Frequently Asked Questions
CNA is the project name. It reflects the C++ nature of the reimplementation and draws on the XNA lineage. It is not an official acronym — think of it as "C++ native approach to XNA" or simply the project identifier for this open-source effort.
No. CNA is a work in progress. XNA 4.0 API coverage is partial, not all backends are complete, and the project has not been validated for production game development. It is suitable for experimentation, engine research, and open-source contribution. Use it to explore the concepts, but do not ship production games with it at this stage.
FNA is an excellent managed C# reimplementation of XNA 4.0. It targets the .NET runtime, is binary-compatible with XNA 4.0, and is used commercially. CNA is a completely separate, C++-only project. It does not provide C# bindings. It targets engineers who need or want native C++ — no managed runtime, no garbage collector. CNA shares the Ms-PL licence with FNA and draws on it as a reference, but the two projects are independent and serve different ecosystems.
MonoGame is a cross-platform C# successor to XNA used commercially to ship games. It is mature, production-tested, and C#-based. CNA is a C++ project with a different target audience — engineers building in C++ who want an XNA-style framework without a managed runtime. Both MonoGame and FNA are better choices if you want to build games in C# today. CNA is for the C++ ecosystem specifically.
Several reasons:
- No managed runtime: C++ avoids garbage collection pauses, managed heap overhead, and JIT warmup.
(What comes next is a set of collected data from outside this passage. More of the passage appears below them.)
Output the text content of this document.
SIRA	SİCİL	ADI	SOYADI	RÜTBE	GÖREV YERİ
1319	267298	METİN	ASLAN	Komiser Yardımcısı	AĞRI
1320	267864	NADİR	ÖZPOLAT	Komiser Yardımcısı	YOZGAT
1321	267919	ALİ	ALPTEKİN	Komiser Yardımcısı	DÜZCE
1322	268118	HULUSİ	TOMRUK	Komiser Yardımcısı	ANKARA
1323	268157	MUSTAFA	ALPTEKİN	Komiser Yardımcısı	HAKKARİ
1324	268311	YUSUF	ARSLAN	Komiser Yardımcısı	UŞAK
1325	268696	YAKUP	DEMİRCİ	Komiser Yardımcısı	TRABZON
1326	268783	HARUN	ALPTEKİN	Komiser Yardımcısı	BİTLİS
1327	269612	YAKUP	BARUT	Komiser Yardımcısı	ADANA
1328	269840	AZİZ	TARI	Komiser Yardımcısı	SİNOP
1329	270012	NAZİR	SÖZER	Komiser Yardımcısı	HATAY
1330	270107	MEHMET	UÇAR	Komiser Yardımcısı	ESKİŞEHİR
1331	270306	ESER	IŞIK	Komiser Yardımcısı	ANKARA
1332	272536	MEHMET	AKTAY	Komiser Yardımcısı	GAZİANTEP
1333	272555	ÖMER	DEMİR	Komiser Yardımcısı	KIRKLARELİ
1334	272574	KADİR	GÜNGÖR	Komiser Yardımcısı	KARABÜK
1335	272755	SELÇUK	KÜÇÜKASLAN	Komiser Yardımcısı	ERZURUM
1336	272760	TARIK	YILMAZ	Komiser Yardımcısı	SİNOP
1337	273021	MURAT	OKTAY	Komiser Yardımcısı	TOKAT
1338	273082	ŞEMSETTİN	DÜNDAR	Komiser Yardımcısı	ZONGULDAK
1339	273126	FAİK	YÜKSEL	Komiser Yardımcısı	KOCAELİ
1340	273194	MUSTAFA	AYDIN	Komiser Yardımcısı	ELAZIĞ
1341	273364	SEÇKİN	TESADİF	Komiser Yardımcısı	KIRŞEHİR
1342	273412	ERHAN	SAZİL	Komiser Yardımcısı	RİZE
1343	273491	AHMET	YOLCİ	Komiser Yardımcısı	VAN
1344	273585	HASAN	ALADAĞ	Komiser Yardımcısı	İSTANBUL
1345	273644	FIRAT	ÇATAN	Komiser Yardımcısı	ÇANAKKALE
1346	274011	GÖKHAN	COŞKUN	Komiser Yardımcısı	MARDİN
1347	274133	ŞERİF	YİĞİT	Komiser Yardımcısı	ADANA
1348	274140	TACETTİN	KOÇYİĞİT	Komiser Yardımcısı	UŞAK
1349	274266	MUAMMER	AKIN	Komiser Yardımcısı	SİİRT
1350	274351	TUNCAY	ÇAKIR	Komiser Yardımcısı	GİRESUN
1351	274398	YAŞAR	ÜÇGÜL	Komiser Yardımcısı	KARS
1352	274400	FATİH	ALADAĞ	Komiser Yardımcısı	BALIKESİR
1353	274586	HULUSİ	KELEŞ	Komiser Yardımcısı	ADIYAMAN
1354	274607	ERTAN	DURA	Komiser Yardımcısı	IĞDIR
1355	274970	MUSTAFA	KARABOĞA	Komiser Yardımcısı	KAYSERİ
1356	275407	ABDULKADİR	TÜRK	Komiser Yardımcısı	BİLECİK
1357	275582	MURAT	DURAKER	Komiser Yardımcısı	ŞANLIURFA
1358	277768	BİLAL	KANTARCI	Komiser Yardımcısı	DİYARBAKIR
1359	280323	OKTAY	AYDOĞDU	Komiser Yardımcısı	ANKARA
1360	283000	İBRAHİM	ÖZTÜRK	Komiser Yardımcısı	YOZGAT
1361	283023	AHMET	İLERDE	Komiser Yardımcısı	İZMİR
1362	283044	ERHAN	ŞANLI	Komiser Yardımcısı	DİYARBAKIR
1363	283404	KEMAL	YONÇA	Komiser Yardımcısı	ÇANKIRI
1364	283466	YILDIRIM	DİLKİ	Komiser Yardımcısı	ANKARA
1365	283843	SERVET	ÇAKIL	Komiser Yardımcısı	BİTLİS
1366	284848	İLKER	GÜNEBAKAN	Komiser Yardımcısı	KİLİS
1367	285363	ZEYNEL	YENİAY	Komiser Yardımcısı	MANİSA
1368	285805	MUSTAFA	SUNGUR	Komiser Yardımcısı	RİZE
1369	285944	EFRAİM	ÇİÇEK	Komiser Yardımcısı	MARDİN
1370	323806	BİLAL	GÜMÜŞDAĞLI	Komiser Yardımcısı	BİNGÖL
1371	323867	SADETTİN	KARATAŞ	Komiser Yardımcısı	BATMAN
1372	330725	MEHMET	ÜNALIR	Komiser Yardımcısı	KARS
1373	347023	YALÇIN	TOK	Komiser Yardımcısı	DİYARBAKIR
Useful for performance-critical or embedded scenarios.
- Toolchain flexibility: C++ integrates naturally with any C or C++ codebase, LLVM toolchains, console SDKs, and embedded targets that may not support .NET.
- Engine foundation: CNA is the intended runtime base for Nova-3D, which requires the control that only native code provides.
- API preservation: The XNA programming model is genuinely good design. Preserving it in C++ gives the XNA conceptual clarity to the C++ ecosystem.
No. CNA is an independent open-source project with no affiliation with or endorsement by Microsoft Corporation. XNA is referenced as the compatibility target and API inspiration only. XNA is a trademark of Microsoft. CNA does not use any Microsoft or XNA branding assets.
CNA is licensed under the Microsoft Public License (Ms-PL). This is the same licence used by FNA, reflecting that portions of CNA draw on FNA as a reference. The Ms-PL is a permissive open-source licence. See the LICENSE file for the full terms.
For getting started: SDL_RENDERER. It is the most portable and simplest backend. For Linux with custom shader work: EASYGL. For multi-API portability once it is complete: BGFX. The Vulkan backend is a scaffold and not usable yet. See Rendering Backends for a full comparison.
Not yet. Android and Emscripten (WebAssembly) are planned Phase 2 milestones. SDL3 supports both platforms, making them architecturally feasible. Follow the Roadmap for progress updates.
CNA is open source under Ms-PL. The most valuable contributions at this stage are:
- Implementing missing XNA API classes (see XNA Compatibility for the list)
- Improving backend feature parity (bgfx, Vulkan)
- Writing tests for existing implementation
- Testing on Windows, Android, or Emscripten
- Porting games to CNA to expose API gaps
Nova-3D is a higher-level, opinionated 3D engine that is planned to use CNA as its internal runtime and rendering abstraction layer. Nova-3D development is downstream of CNA — it will not begin in earnest until CNA reaches a stable, broadly-tested state. Think of CNA as the "engine below the engine" for Nova-3D.
sharp-runtime is a utility and runtime support library that CNA's internals depend on. It provides primitives that CNA uses internally but does not expose to the game-facing API layer. It must be cloned as a sibling directory to CNA before building. It has no external dependencies and builds cleanly on all supported platforms.
CNA was designed from the start with SDL3, which is the active development branch of SDL. SDL3 brings API cleanups, improved mobile support, and a more consistent cross-platform experience compared to SDL2. Since CNA is a new project rather than a port, it was natural to start with the latest stable version of SDL.